Auffällig schon am Steg: das breite und gewaltige Heck mit der riesigen Badeplattform. Die Klappe ist in zwei Größen als Option erhältlich. Auch die beiden Steuermannssitze achtern gibt es nur gegen Aufpreis, auf Wunsch sogar mit integriertem Kühlschrank und einer eingebauten Grillstation. Im Standard bleibt das Heck offen, die Ansicht weniger wuchtig.
Die E6 ist klar als Elan aus dem sportlichen Programm zu erkennen, zum Beispiel an den schmalen, trapezförmigen Rumpffenstern. Diese sind in einem Rezess eingebaut und so vor Schäden geschützt. Der Rezess selbst dient ebenfalls als Stilmittel zur optischen Streckung des Freibords und obendrein als Strukturverstärkung.
Das Layout im Cockpit ist so gestaltet, wie sich das aktive Segler wünschen. Für das Trimmen von Genua und Großsegel stehen auf dem Süll jeweils primäre sowie sekundäre Schotwinschen zur Verfügung. Fallen, Reff- und Trimmleinen führen über den Mastfuß unter dem Kajütaufbau hindurch auf zwei Winschen links und rechts vom Niedergang. Insgesamt ist dies ein funktionierendes und probates Arrangement, mit dem sowohl eine Regattamannschaft wie auch Familiencrews gut klarkommen.
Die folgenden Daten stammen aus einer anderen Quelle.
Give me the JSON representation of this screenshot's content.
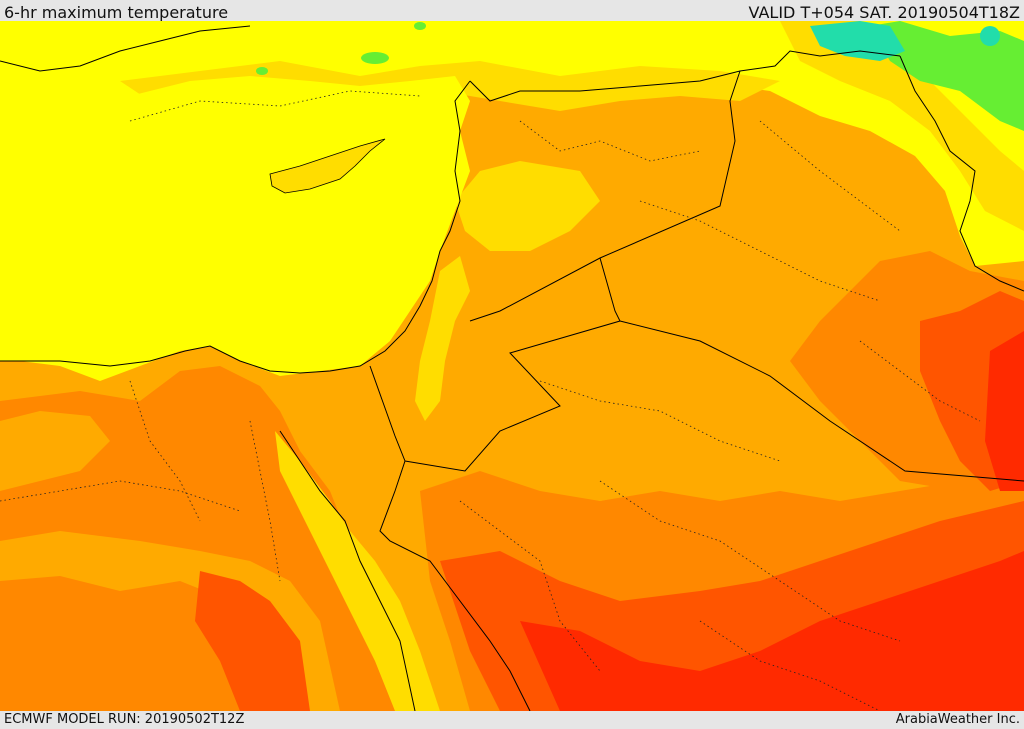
{
  "header": {
    "title": "6-hr maximum temperature",
    "valid": "VALID T+054 SAT. 20190504T18Z"
  },
  "footer": {
    "model_run": "ECMWF MODEL RUN: 20190502T12Z",
    "credit": "ArabiaWeather Inc."
  },
  "colors": {
    "sea_yellow": "#ffff00",
    "light_orange": "#ffdd00",
    "orange": "#ffaa00",
    "dark_orange": "#ff8800",
    "red_orange": "#ff5500",
    "red": "#ff2a00",
    "green": "#66ee33",
    "teal": "#22ddaa",
    "border": "#000000"
  }
}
Trotz der vielen aparten, zugleich aber auch unaufdringlichen Designelemente von Pininfarina zeigt das neue Boot optisch Markentreue
Die Großschot läuft beidseitig von der Baumnock auf den vertieft im Cockpitboden eingebauten Traveller und von dort direkt auf die hinteren Schotwinschen. Das Trimmen gestaltet sich so direkter und leichter als beim sonst üblichen German-Cupper-System, bei dem die Schotwege länger und die Umlenkungen zahlreicher sind. Nachteil: Der Traveller ist schwerer zu bedienen, weil zum Verstellen des Schotwagens immer auch gleich die ganze Schotführung mit bewegt werden muss. Die Werft begegnet diesem Umstand mit großen, hochwertigen Beschlägen von Harken.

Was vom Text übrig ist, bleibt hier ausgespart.